The two new controllers, along with the propagation controller, all run in separate containers in the same multicluster-integrations pod, as shown in the example below:
NAMESPACE NAME READY STATUS
open-cluster-management multicluster-integrations-7c46498d9-fqbq4 3/3 Running
The following is a sample MulticlusterApplicationSetReport YAML for the helloworld ApplicationSet.
- cluster: cluster1
- message: 'Failed sync attempt to 53e28ff20cc530b9ada2173fbbd64d48338583ba: one or more objects failed to apply, reason: services is forbidden: User "system:serviceaccount:openshift-gitops:openshift-gitops-argocd-application-controller" cannot create resource "services" in API group "" in the namespace "helloworld",deployments.apps is forbidden: User "system:serviceaccount:openshift-gitops:openshift-gitops-argocd-application-controller" cannot create resource "deployments" in API group "apps" in the namespace "guestboo...'
- cluster: cluster1
- cluster: cluster2
All the resources listed in the MulticlusterApplicationSetReport are actually deployed on the managed cluster(s). If a resource fails to be deployed, the resource won't be included in the resource list. However, the error message would indicate why the resource failed to be deployed.
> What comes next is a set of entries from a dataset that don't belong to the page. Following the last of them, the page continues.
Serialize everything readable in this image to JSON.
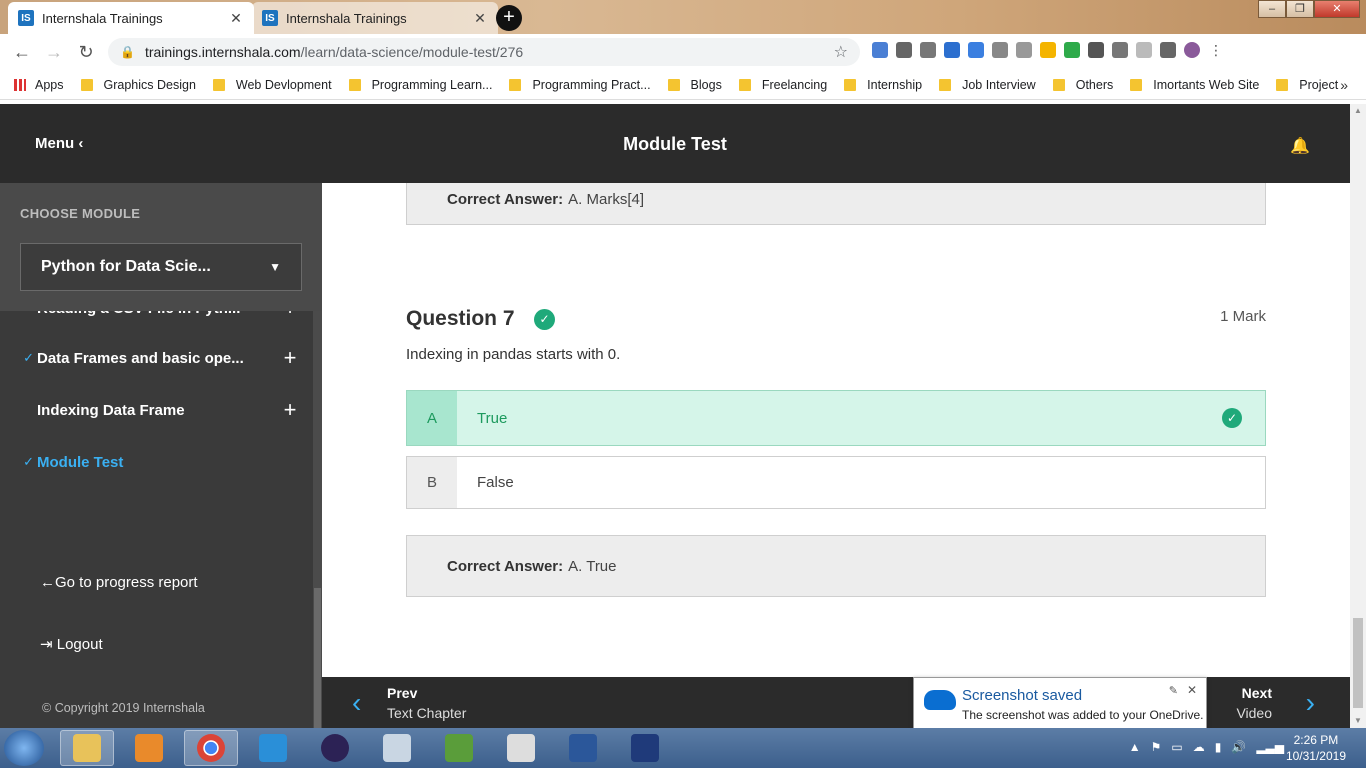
{
  "browser": {
    "tabs": [
      {
        "favicon": "IS",
        "title": "Internshala Trainings"
      },
      {
        "favicon": "IS",
        "title": "Internshala Trainings"
      }
    ],
    "url_host": "trainings.internshala.com",
    "url_path": "/learn/data-science/module-test/276",
    "bookmarks": [
      "Apps",
      "Graphics Design",
      "Web Devlopment",
      "Programming Learn...",
      "Programming Pract...",
      "Blogs",
      "Freelancing",
      "Internship",
      "Job Interview",
      "Others",
      "Imortants Web Site",
      "Project"
    ]
  },
  "header": {
    "menu_label": "Menu",
    "page_title": "Module Test"
  },
  "sidebar": {
    "choose_label": "CHOOSE MODULE",
    "selected_module": "Python for Data Scie...",
    "items": [
      {
        "label": "Reading a CSV File in Pyth...",
        "checked": true
      },
      {
        "label": "Data Frames and basic ope...",
        "checked": true
      },
      {
        "label": "Indexing Data Frame",
        "checked": false
      },
      {
        "label": "Module Test",
        "checked": true
      }
    ],
    "progress_link": "Go to progress report",
    "logout": "Logout",
    "copyright": "Copyright 2019 Internshala"
  },
  "prev_answer": {
    "label": "Correct Answer:",
    "value": "A. Marks[4]"
  },
  "question": {
    "title": "Question 7",
    "marks": "1 Mark",
    "text": "Indexing in pandas starts with 0.",
    "options": [
      {
        "letter": "A",
        "text": "True",
        "correct": true
      },
      {
        "letter": "B",
        "text": "False",
        "correct": false
      }
    ],
    "answer_label": "Correct Answer:",
    "answer_value": "A. True"
  },
  "bottom_nav": {
    "prev_label": "Prev",
    "prev_sub": "Text Chapter",
    "next_label": "Next",
    "next_sub": "Video"
  },
  "toast": {
    "title": "Screenshot saved",
    "message": "The screenshot was added to your OneDrive."
  },
  "taskbar": {
    "time": "2:26 PM",
    "date": "10/31/2019"
  }
}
Pull model vs RHACM policies
RHACM policies is an extensive framework which not only helps harden cluster security but its powerful templating feature can also be used to automate processes on managed clusters. Discussing RHACM policies is outside the scope of the article. This section will just briefly touch upon how the pull model can also be achieved using policies and the differences between each method.
Using the policy templating feature, users can automate the process of installing the OpenShift Gitops operator whenever a new managed cluster is created/imported in RHACM. As a part of this automation process, users can also deliver an Argo CD Application resource to the managed cluster which is what the propagation controller does in the pull model. All these steps make complete sense to someone like a Solution Architect but is very daunting for new users of RHACM. New users not only need to know how the Gitops operator works they need to know how the policy generator and templating engine works as well. With the pull model, new users only need to know the concepts covered in this article.
The other issue with using policies is that the application deploy results are scattered across all the target managed clusters. CLI only users would have a hard time gathering all the results from the individual clusters. RHACM console users can see the Argo CD applications on the applications page but would still need to click on each individual application for more detailed information. The MulticlusterApplicationSetReport resource in the pull model makes it easier for CLI users by putting all the results in one place. When console support is added for the pull model(planned for RHACM 2.9), users can click the ApplicationSet on the applications page and view detailed information for all deployed applications across the managed clusters in a single page.
- Resources are only deployed on the managed cluster(s).
- If a resource failed to be deployed, it won't be included in the MulticlusterApplicationSetReport.
- In the pull model, the local-cluster is excluded as target managed cluster.
- There might be use-cases where the managed clusters cannot reach the GitServer. In this case, a push model would be the only solution.
This article explored the process of setting up a Argo CD Application Pull Model environment and deploying a pull model application. The pull model provides an efficient way for users to deploy applications in environments where centralized clusters cannot easily reach remote clusters but the remote clusters can communicate with the centralized cluster.